An advanced U.S. Army reconnaissance aircraft crash-landed in a field outside of Irbil in Iraqi Kurdistan on Saturday morning.

A statement from the U.S.-led coalition in Iraq confirmed the crash as an “off-airport emergency landing in a field northwest of Irbil.” None of the four passengers were injured, and the aircraft has been secured by U.S. and Kurdish forces. According to the statement, “the cause of the crash is under investigation but initial reports rule out the prospect of hostile action.”

Footage taken at the scene showed little damage to the twin-engine Beechcraft King Air, as it appears to have slid on its fuselage, warping the propellers and snapping one of the wings. Local reports from the Kurdish news organization Rudaw said the aircraft crashed near the town of Kawrgosk — roughly six miles from Irbil’s international airport. According to Rudaw, the crash site was secured by U.S. military personnel, and the passengers were evacuated by helicopter. Pictures posted to social media show the downed aircraft surrounded by what appears to be well-armed special operations forces.

The same images show that the aircraft has the tail number N6351V. According to an online FAA registry, the number is registered to the U.S. Army.

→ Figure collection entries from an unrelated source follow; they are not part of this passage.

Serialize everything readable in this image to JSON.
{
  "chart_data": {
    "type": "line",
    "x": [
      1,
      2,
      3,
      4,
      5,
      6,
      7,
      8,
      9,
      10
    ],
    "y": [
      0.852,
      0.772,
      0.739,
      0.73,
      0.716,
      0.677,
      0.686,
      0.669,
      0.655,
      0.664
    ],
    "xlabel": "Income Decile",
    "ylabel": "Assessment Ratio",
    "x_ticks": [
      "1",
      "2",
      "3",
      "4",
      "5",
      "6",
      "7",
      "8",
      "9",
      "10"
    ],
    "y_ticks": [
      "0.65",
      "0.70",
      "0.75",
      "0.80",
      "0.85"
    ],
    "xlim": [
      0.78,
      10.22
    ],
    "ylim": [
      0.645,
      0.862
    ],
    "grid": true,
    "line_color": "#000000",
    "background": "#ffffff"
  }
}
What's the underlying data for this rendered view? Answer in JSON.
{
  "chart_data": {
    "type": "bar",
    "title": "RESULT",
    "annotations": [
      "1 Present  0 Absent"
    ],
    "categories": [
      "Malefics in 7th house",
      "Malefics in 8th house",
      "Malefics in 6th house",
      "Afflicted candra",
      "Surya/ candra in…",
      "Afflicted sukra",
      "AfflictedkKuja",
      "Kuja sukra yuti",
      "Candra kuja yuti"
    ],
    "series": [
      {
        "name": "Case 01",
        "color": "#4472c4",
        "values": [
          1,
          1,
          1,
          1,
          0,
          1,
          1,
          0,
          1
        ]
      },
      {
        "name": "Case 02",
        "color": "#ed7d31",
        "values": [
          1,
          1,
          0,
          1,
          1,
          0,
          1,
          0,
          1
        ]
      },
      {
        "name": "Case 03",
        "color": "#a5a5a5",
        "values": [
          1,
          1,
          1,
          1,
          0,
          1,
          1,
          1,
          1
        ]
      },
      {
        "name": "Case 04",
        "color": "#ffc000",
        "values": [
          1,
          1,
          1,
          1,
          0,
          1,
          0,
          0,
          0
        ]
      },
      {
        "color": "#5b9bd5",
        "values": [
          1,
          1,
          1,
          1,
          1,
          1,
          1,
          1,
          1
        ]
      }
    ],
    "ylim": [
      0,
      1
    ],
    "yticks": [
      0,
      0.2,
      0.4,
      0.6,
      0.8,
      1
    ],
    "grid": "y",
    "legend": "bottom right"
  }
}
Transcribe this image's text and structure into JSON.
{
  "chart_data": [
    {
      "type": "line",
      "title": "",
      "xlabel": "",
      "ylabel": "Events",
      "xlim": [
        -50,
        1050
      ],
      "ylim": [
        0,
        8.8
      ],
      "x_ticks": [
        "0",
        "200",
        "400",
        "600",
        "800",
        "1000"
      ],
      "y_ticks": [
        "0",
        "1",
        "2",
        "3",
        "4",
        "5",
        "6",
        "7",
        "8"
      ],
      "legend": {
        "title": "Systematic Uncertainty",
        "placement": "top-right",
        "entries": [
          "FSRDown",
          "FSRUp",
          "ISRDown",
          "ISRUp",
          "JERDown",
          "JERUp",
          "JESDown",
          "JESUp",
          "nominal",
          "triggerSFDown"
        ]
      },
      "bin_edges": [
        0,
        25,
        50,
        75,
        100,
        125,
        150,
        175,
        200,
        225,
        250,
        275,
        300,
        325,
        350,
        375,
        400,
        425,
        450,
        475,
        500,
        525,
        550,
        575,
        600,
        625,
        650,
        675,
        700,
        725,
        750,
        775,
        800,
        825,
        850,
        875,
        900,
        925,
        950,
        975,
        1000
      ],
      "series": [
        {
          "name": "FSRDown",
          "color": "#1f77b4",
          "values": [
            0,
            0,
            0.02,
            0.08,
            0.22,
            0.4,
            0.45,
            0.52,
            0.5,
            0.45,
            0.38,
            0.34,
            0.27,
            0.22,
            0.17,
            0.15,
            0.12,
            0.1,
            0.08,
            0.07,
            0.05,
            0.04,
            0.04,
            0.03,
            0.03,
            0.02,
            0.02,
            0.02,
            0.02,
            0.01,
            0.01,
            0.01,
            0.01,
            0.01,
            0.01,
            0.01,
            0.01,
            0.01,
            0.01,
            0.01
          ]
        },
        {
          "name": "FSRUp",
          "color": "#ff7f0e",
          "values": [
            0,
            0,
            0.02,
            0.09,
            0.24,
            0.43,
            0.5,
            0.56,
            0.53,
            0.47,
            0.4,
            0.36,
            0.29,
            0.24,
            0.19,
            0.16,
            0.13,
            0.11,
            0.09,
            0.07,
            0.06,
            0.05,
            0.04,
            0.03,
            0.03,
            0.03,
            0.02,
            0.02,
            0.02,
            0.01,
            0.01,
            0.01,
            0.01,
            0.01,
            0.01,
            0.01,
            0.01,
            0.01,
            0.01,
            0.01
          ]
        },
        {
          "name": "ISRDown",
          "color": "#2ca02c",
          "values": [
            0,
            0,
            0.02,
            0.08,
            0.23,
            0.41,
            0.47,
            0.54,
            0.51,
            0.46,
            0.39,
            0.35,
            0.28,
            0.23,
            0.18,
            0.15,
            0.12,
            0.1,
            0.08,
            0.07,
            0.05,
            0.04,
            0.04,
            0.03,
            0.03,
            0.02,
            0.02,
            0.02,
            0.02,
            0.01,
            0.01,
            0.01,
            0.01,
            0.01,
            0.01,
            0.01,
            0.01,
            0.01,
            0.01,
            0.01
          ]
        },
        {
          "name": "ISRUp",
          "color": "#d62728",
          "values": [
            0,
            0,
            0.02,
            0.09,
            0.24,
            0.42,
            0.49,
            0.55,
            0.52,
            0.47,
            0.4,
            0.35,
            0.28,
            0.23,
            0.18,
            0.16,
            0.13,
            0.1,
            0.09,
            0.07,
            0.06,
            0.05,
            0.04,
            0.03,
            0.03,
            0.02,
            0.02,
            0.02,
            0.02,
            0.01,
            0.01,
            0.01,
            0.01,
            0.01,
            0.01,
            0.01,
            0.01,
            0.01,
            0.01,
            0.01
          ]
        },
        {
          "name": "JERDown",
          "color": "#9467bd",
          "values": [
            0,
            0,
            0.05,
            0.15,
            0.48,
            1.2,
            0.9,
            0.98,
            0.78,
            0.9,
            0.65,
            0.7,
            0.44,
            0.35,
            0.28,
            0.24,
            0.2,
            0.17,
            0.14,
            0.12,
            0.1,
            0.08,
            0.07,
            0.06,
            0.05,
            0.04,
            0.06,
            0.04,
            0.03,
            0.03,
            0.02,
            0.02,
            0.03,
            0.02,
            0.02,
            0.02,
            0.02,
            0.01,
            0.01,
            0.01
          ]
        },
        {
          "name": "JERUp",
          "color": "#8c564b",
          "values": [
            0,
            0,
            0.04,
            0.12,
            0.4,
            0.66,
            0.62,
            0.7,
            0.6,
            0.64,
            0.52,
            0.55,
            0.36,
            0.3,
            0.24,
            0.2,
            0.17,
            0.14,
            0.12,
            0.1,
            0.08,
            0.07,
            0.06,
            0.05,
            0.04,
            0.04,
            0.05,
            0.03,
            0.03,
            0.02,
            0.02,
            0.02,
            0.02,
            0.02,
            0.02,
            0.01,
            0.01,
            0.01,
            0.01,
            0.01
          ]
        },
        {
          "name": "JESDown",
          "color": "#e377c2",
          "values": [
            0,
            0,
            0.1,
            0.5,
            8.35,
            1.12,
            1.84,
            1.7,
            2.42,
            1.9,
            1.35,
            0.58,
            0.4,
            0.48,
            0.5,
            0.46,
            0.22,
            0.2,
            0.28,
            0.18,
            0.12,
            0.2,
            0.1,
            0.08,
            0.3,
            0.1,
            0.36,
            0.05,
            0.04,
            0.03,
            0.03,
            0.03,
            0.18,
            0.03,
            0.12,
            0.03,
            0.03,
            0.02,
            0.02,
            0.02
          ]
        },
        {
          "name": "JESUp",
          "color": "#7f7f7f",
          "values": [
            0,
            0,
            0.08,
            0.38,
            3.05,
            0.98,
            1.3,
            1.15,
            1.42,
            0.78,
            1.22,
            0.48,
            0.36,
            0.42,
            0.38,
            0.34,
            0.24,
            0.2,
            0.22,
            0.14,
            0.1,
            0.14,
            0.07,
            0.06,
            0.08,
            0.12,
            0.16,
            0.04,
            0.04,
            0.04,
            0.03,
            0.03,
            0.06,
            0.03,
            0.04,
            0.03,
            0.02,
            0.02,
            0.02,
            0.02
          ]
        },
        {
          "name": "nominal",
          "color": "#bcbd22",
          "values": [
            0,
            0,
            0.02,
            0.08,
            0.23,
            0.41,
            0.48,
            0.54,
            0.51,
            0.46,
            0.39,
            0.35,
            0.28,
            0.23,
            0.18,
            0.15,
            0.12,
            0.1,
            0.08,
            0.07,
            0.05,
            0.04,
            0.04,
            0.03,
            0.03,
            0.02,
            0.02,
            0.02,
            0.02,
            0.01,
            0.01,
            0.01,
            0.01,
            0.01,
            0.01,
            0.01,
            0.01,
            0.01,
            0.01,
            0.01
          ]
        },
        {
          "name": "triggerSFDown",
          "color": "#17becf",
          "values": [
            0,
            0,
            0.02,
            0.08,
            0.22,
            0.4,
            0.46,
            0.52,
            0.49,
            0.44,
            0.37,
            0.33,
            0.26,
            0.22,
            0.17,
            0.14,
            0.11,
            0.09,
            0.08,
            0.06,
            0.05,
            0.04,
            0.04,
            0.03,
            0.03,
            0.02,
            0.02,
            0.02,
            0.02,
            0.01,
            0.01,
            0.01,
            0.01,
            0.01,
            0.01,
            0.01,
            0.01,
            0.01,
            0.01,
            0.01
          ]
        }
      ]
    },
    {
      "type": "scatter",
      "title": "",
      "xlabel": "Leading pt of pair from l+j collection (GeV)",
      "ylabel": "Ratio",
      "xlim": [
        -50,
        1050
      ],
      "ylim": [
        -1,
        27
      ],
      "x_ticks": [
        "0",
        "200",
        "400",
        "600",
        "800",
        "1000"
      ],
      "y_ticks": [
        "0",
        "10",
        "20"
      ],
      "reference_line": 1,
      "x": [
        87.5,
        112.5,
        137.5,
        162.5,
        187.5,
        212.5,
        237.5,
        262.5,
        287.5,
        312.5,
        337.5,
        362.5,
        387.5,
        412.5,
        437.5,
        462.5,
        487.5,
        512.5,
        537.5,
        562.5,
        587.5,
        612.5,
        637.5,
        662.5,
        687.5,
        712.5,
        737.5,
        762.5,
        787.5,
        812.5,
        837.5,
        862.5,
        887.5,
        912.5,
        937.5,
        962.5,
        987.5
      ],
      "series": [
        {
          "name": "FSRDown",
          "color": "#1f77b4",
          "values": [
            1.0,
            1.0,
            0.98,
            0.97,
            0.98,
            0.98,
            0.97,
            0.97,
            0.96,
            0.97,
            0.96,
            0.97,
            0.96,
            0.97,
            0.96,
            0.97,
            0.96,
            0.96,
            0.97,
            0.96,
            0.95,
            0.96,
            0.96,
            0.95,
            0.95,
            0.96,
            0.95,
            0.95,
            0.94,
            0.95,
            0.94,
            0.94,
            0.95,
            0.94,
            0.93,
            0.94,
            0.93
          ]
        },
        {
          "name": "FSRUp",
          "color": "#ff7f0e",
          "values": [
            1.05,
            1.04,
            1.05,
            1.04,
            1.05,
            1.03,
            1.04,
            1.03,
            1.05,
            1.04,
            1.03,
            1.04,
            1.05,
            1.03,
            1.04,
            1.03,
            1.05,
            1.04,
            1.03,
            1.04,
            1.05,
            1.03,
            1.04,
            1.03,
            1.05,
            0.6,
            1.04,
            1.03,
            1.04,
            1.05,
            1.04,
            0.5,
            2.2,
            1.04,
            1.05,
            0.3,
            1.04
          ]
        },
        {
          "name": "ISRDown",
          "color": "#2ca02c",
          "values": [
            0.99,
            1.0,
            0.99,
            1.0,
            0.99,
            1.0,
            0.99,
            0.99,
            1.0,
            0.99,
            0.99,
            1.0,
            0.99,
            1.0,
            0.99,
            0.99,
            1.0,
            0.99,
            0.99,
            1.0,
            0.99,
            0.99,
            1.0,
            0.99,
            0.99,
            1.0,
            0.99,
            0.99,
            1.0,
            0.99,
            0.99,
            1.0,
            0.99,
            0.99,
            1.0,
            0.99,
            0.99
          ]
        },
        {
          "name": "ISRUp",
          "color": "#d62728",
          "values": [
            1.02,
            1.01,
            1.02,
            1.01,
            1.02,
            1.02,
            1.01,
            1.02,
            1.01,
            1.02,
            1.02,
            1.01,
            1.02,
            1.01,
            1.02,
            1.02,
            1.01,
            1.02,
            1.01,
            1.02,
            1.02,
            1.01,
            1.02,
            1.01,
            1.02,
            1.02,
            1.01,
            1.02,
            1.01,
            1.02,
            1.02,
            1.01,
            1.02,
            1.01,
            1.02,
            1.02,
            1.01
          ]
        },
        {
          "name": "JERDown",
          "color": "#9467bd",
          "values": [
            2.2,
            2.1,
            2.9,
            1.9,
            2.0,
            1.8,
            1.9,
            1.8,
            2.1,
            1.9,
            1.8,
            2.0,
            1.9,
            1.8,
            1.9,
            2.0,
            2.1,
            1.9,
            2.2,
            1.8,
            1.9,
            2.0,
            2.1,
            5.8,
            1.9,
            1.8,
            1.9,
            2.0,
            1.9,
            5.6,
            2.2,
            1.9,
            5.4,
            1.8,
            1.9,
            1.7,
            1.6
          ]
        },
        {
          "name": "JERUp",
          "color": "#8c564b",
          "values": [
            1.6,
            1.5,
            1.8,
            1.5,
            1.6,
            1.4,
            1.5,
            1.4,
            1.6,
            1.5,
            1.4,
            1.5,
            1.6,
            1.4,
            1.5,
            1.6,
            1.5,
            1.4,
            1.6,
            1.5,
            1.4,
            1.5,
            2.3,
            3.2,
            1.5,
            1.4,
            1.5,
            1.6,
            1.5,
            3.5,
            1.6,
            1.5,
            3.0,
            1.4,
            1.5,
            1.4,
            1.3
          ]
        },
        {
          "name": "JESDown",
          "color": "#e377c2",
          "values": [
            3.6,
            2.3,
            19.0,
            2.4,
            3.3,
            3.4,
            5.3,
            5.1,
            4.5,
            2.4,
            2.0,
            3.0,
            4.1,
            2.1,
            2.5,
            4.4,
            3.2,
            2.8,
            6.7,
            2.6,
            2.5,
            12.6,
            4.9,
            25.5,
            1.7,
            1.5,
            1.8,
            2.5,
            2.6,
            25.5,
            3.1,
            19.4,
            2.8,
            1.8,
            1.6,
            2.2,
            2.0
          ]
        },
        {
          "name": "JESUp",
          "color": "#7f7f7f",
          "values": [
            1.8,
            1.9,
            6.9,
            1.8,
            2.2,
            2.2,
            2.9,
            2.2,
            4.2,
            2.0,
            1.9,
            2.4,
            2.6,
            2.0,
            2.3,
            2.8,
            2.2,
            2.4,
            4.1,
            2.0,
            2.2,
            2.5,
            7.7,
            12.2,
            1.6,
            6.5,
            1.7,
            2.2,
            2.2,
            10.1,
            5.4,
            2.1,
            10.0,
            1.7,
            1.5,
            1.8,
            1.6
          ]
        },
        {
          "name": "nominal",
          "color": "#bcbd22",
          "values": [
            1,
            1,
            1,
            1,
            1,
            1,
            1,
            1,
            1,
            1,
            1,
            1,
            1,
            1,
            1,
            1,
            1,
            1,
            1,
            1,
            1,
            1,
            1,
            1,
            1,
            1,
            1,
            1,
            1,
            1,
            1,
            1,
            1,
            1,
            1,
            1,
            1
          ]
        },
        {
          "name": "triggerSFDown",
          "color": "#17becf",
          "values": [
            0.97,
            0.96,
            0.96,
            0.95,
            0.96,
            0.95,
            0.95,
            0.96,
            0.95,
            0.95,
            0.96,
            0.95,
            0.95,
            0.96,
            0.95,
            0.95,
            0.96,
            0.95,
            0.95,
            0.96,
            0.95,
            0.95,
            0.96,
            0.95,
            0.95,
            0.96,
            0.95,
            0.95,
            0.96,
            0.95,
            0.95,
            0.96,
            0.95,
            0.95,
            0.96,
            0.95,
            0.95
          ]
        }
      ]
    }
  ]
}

Users on Twitter also traced the tail number to a document posted online showing that the tail number, and subsequently the aircraft, is based out of Hunter Army Airfield in Savannah, Ga., and is outfitted with the Enhanced Medium Altitude Reconnaissance and Surveillance System, or EMARSS.

The Army flies a small fleet of fixed-wing aircraft that is broken down into three categories: Special Electronic Mission Aircraft, or SEMA, transport aircraft and mission support aircraft. EMARSS-equipped aircraft fall under SEMA.

First tested in 2013, the Army began widely outfitting the Beechcraft prop planes–known by their military designation as MC-12s–with the EMARSS in 2015, according to a report from IHS Janes. The four-person crew is comprised of the pilot, mission commander, sensor operator and a systems operator. While there are different variants of the EMARSS, including one specifically designed for countering improvised roadside bombs, the system’s primary role is to rapidly track and identify ground targets regardless of weather condition and time of day. The aircraft can also gather signals intelligence.

From the Janes report:

The EMARSS system consists of a King Air 350ER aircraft equipped with an electro-optic/infra-red (EO/IR) sensor, communications intelligence collection system, an aerial precision geolocation system, line-of-site tactical and beyond line-of-site communications suites, two Distributed Common Ground System-Army (DCGS-A) workstations and a self-protection suite.

It is unclear what the EMARSS-equipped aircraft was doing before the crash. However, northern Iraq is littered with U.S. special operation units, including the Expeditionary Targeting Force, an elite commando unit dispatched to the region to capture and kill Islamic State fighters. While unable to stay in the air as long as drones, manned surveillance aircraft like the MC-12 are integral for missions, such as special operations raids, that require rapid intelligence gathering.